Após a fala do acadêmico, cinco pessoas se retiraram, mas 28 permaneceram ansiosas. Maria Elisa foi a primeira a argüir. Elogiou Rodrigo e disse: “O seu trabalho é algo maior que um TCC”, além de classificá-lo como um ensaio bem sucedido, um trabalho denso que pecou pelo excesso. Ela considerou as 127 páginas iniciais da monografia – ao todo 199 páginas, sendo 170 delas dedicadas aos textos – como o conjunto do fichamento. “Você ficou muito preso ao jargão técnico”, comentou a avaliadora. Sorrindo, Maria Elisa sugeriu uma importante alteração: um glossário para orientar os leigos.
Juciano Lacerda começou brincando: “Quando peguei teu trabalho para ler me deu vontade de jogar na tua cabeça”. Disse também que se não fosse convidado para a banca, ficaria chateado, já que conheceu a idéia de Rodrigo desde o esboço. Embora concordasse com a colega Maria Elisa quanto aos excessos cometidos, Juciano não pôde negar que o acadêmico fez um ótimo trabalho.
Acompanhados pelo orientador os componentes da banca deixaram o espaço. A ansiedade permeou o ambiente durante o tempo em que estiveram fora. Quando voltaram, Silnei pôs-se à frente, explicou as alterações que deveriam ser feitas e anunciou, dirigindo-se à Rodrigo: “Embora você tenha pecado por excesso, nós achamos que é melhor pecar pelo excesso do que pela falta”. Ele recebeu nota 10 pelo trabalho. A primeira nota 10 desta semana de monografias. Rodrigo roubou a cena.

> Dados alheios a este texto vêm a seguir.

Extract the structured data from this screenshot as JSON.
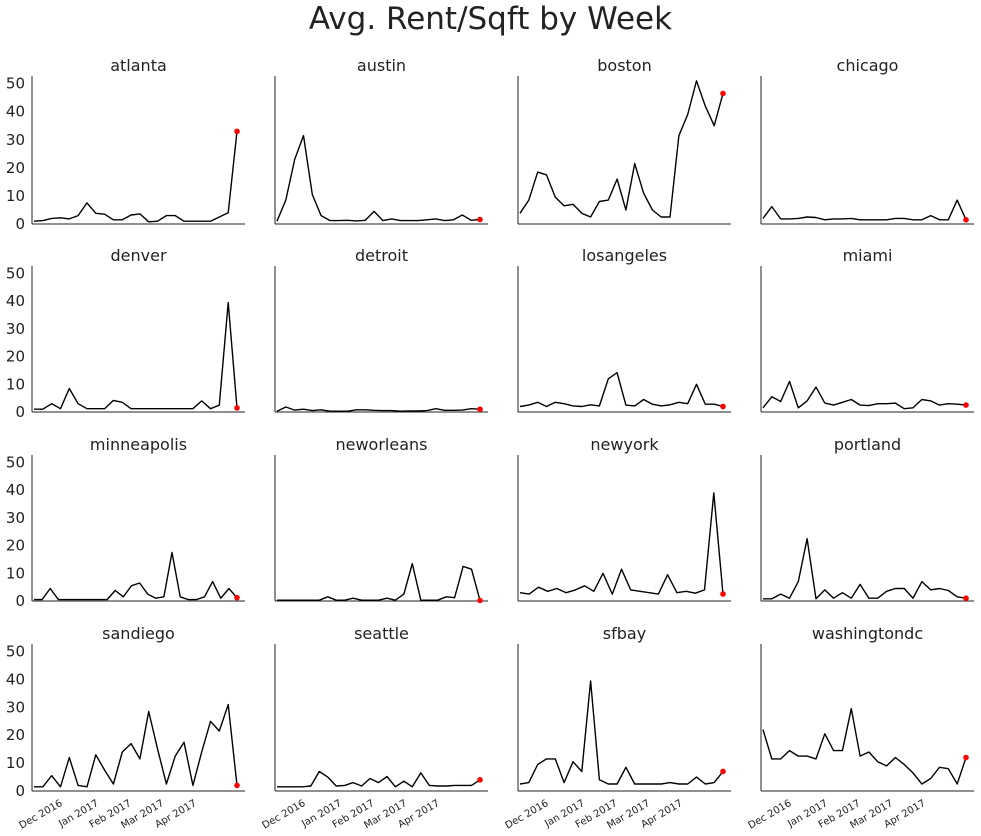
{
  "title": "Avg. Rent/Sqft by Week",
  "chart_data": {
    "type": "line",
    "layout": {
      "rows": 4,
      "cols": 4,
      "sharey": true,
      "sharex": true
    },
    "ylim": [
      0,
      52
    ],
    "yticks": [
      0,
      10,
      20,
      30,
      40,
      50
    ],
    "x_index_range": [
      0,
      28
    ],
    "xticks": [
      {
        "label": "Dec 2016",
        "index": 4
      },
      {
        "label": "Jan 2017",
        "index": 9
      },
      {
        "label": "Feb 2017",
        "index": 13.5
      },
      {
        "label": "Mar 2017",
        "index": 18
      },
      {
        "label": "Apr 2017",
        "index": 22.5
      }
    ],
    "line_color": "#000000",
    "last_point_color": "#ff0000",
    "grid": false,
    "series": [
      {
        "name": "atlanta",
        "values": [
          1,
          1.2,
          2,
          2.2,
          1.8,
          3,
          7.5,
          3.8,
          3.5,
          1.5,
          1.5,
          3.2,
          3.6,
          0.8,
          1,
          3,
          3,
          1,
          1,
          1,
          1,
          2.5,
          4,
          33
        ]
      },
      {
        "name": "austin",
        "values": [
          1,
          8.5,
          23,
          31.5,
          10.5,
          3,
          1.2,
          1.2,
          1.3,
          1.1,
          1.3,
          4.5,
          1.2,
          1.8,
          1.2,
          1.2,
          1.2,
          1.5,
          1.8,
          1.2,
          1.5,
          3.2,
          1.3,
          1.6
        ]
      },
      {
        "name": "boston",
        "values": [
          3.8,
          8.5,
          18.5,
          17.5,
          9.5,
          6.5,
          7,
          3.8,
          2.5,
          8,
          8.5,
          16,
          5,
          21.5,
          11,
          5,
          2.5,
          2.5,
          31.5,
          39,
          51,
          42,
          35,
          46.5
        ]
      },
      {
        "name": "chicago",
        "values": [
          2,
          6.2,
          1.8,
          1.8,
          2,
          2.5,
          2.3,
          1.5,
          1.8,
          1.8,
          2,
          1.5,
          1.5,
          1.5,
          1.5,
          2,
          2,
          1.5,
          1.5,
          3,
          1.5,
          1.5,
          8.5,
          1.5
        ]
      },
      {
        "name": "denver",
        "values": [
          1,
          1,
          3,
          1.2,
          8.5,
          3,
          1.2,
          1.2,
          1.2,
          4.2,
          3.5,
          1.2,
          1.2,
          1.2,
          1.2,
          1.2,
          1.2,
          1.2,
          1.2,
          4,
          1.2,
          2.5,
          39.5,
          1.5
        ]
      },
      {
        "name": "detroit",
        "values": [
          0.3,
          1.8,
          0.7,
          1,
          0.5,
          0.8,
          0.3,
          0.3,
          0.3,
          0.8,
          0.8,
          0.6,
          0.5,
          0.5,
          0.3,
          0.4,
          0.4,
          0.5,
          1.2,
          0.6,
          0.6,
          0.7,
          1.2,
          1
        ]
      },
      {
        "name": "losangeles",
        "values": [
          2,
          2.5,
          3.5,
          2,
          3.5,
          3,
          2.2,
          2,
          2.6,
          2.2,
          12,
          14.2,
          2.5,
          2.2,
          4.5,
          2.8,
          2.2,
          2.6,
          3.5,
          3,
          10,
          2.8,
          2.8,
          2
        ]
      },
      {
        "name": "miami",
        "values": [
          1.5,
          5.5,
          3.8,
          11,
          1.5,
          4,
          9,
          3.2,
          2.5,
          3.5,
          4.5,
          2.5,
          2.3,
          3,
          3,
          3.2,
          1.2,
          1.5,
          4.5,
          4,
          2.5,
          3,
          2.8,
          2.5
        ]
      },
      {
        "name": "minneapolis",
        "values": [
          0.5,
          0.5,
          4.5,
          0.5,
          0.5,
          0.5,
          0.5,
          0.5,
          0.5,
          0.5,
          3.8,
          1.5,
          5.5,
          6.5,
          2.5,
          1,
          1.5,
          17.5,
          1.5,
          0.5,
          0.5,
          1.5,
          7,
          1,
          4.5,
          1.2
        ]
      },
      {
        "name": "neworleans",
        "values": [
          0.3,
          0.3,
          0.3,
          0.3,
          0.3,
          0.3,
          1.5,
          0.3,
          0.3,
          1,
          0.3,
          0.3,
          0.3,
          1,
          0.3,
          2.5,
          13.5,
          0.3,
          0.3,
          0.3,
          1.5,
          1.2,
          12.5,
          11.5,
          0.2
        ]
      },
      {
        "name": "newyork",
        "values": [
          3,
          2.5,
          5,
          3.5,
          4.5,
          3,
          4,
          5.5,
          3.5,
          10,
          2.5,
          11.5,
          4,
          3.5,
          3,
          2.5,
          9.5,
          3,
          3.5,
          2.8,
          4,
          39,
          2.5
        ]
      },
      {
        "name": "portland",
        "values": [
          0.8,
          0.8,
          2.5,
          1,
          7,
          22.5,
          0.8,
          4,
          1,
          3,
          1,
          6,
          1,
          1,
          3.5,
          4.5,
          4.5,
          1,
          7,
          4,
          4.5,
          3.8,
          1.5,
          1
        ]
      },
      {
        "name": "sandiego",
        "values": [
          1.5,
          1.5,
          5.5,
          1.5,
          12,
          2,
          1.5,
          13,
          7.5,
          2.5,
          14,
          17,
          11.5,
          28.5,
          15,
          2.5,
          12.5,
          17.5,
          2,
          14,
          25,
          21.5,
          31,
          2
        ]
      },
      {
        "name": "seattle",
        "values": [
          1.5,
          1.5,
          1.5,
          1.5,
          1.8,
          7,
          5,
          1.8,
          2,
          3,
          1.8,
          4.5,
          3,
          5.2,
          1.5,
          3.5,
          1.5,
          6.5,
          2,
          1.8,
          1.8,
          2,
          2,
          2,
          4
        ]
      },
      {
        "name": "sfbay",
        "values": [
          2.5,
          3,
          9.5,
          11.5,
          11.5,
          3,
          10.5,
          7,
          39.5,
          4,
          2.5,
          2.5,
          8.5,
          2.5,
          2.5,
          2.5,
          2.5,
          3,
          2.5,
          2.5,
          5,
          2.5,
          3,
          7
        ]
      },
      {
        "name": "washingtondc",
        "values": [
          22,
          11.5,
          11.5,
          14.5,
          12.5,
          12.5,
          11.5,
          20.5,
          14.5,
          14.5,
          29.5,
          12.5,
          14,
          10.5,
          9,
          12,
          9.5,
          6.5,
          2.5,
          4.5,
          8.5,
          8,
          2.5,
          12
        ]
      }
    ]
  }
}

O acadêmico não esperava tirar 10, justamente por ter consciência dos excessos que havia cometido. “É sempre bom o reconhecimento de um trabalho”, comentou. Ele considera as argüições como a parte mais importante do trabalho. Segundo ele, a defesa não serve para receber elogios. “Os avaliadores têm o papel de apontar outros caminhos”. Rodrigo conversará com seu orientador sobre as alterações que farão na monografia. Ele teve a idéia de trabalhar com o tema pirataria quando estava no 2º ano da faculdade, porém os últimos seis meses foram de trabalho incessante. O acadêmico trabalhou todos os capítulos ao mesmo tempo. “O trabalho começou a tomar forma nos últimos dois meses”, completou.
Silnei Soares mostrou-se orgulhoso. A monografia teria 30 páginas a mais se o orientador não as tivesse “cortado”. Segundo Silnei, a paixão do acadêmico pelo tema não atrapalhou na hora de produzir o trabalho. “O dez foi merecido e não gratuito”, disse Silnei.